Qualcomm Taking the Notebook Market More Seriously

Earlier this year, Qualcomm announced an Intel Core i5 U-series rival, the Snapdragon 8cx platform, for “premium” Windows 10 notebooks. The chip is Qualcomm’s first designed from the ground up for laptops and PCs. Previous attempts were mostly mobile chips that were reused in notebooks, resulting in poor performance in Windows 10 machines as the chips couldn’t keep up with the demands of legacy PC programs.

Besides a significant improvement in single-thread and multi-thread performance due to the addition of Cortex-A76 CPU cores, the Snapdragon 8cx also brings 10MB of total CPU cache, which means the multitasking performance is much better, too. Arm-based Windows PCs have previously showed weak multitasking performance due to a lack of sufficient cache.
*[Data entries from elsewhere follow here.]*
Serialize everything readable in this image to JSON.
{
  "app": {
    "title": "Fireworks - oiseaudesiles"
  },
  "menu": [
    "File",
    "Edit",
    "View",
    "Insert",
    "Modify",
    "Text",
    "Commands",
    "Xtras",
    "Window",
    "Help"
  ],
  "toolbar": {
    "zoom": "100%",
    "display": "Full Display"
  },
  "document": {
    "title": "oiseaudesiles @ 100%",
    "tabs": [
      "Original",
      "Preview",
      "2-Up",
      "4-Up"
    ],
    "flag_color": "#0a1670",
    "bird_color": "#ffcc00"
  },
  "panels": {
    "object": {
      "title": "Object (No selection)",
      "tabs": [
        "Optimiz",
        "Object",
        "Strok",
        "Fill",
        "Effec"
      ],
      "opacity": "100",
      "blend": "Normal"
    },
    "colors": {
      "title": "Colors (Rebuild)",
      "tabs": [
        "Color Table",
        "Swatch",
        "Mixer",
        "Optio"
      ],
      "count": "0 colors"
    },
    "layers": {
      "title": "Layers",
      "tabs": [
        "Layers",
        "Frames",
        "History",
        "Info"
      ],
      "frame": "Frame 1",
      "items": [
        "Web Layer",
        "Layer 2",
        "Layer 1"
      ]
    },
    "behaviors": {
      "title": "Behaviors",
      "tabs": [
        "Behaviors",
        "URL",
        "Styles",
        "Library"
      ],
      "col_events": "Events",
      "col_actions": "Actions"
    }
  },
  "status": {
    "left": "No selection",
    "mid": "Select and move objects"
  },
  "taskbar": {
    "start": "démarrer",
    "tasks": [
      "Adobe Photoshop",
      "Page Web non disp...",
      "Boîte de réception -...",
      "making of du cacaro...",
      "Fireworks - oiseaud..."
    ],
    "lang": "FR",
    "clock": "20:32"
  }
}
The main downside of the Snapdragon 8cx may not be its performance this time around, but its price. Qualcomm seems to target it at “premium” notebooks, claiming it shows similar CPU performance to Intel’s Core i5 U-series, while promising double the efficiency and 15-20 hour battery life. The Snapdragon 8cx will also come integrated with Qualcomm’s X24 2Gbps LTE modem, which likely further increases the price of the overall system-on-chip (SoC). It’s not clear yet just how competitive the Snapdragon 8cx will be against Intel’s Core i5 price-wise, but chances are it won’t be much cheaper, if at all.

The Snapdragon 7cx promises to be a cheaper alternative to the 8cx. However, considering Qualcomm wants to use it in laptops that cost up to $800 or more, it’s not clear whether or not it will be a worthy competitor to Intel’s Atom-based Celeron and Pentium chips, or to Intel’s Core i3 found in most Windows 10 laptops in that pricerange.

The Chromebook market even less uninspiring than the Windows 10 notebook market in terms of chip options. The vast majority of budget Chromebooks use Intel’s Atom-based Celerons, while only $1,000+ Chromebooks use the Intel Core chips with more reasonable performance. Chromebooks have mostly favored Intel chips, despite the Chrome OS being a CPU architecture agnostic operating system (it’s supposed to run only web applications and isn’t tied down by legacy x86 programs).

We’ll soon start to see both AMD and Arm-based Qualcomm chips in Chromebooks, albeit at a slow pace. AMD seems to be using only three-generation old non-Zen APUs to target Chromebooks, which aren’t a significant upgrade over Intel’s Atom-based Celerons.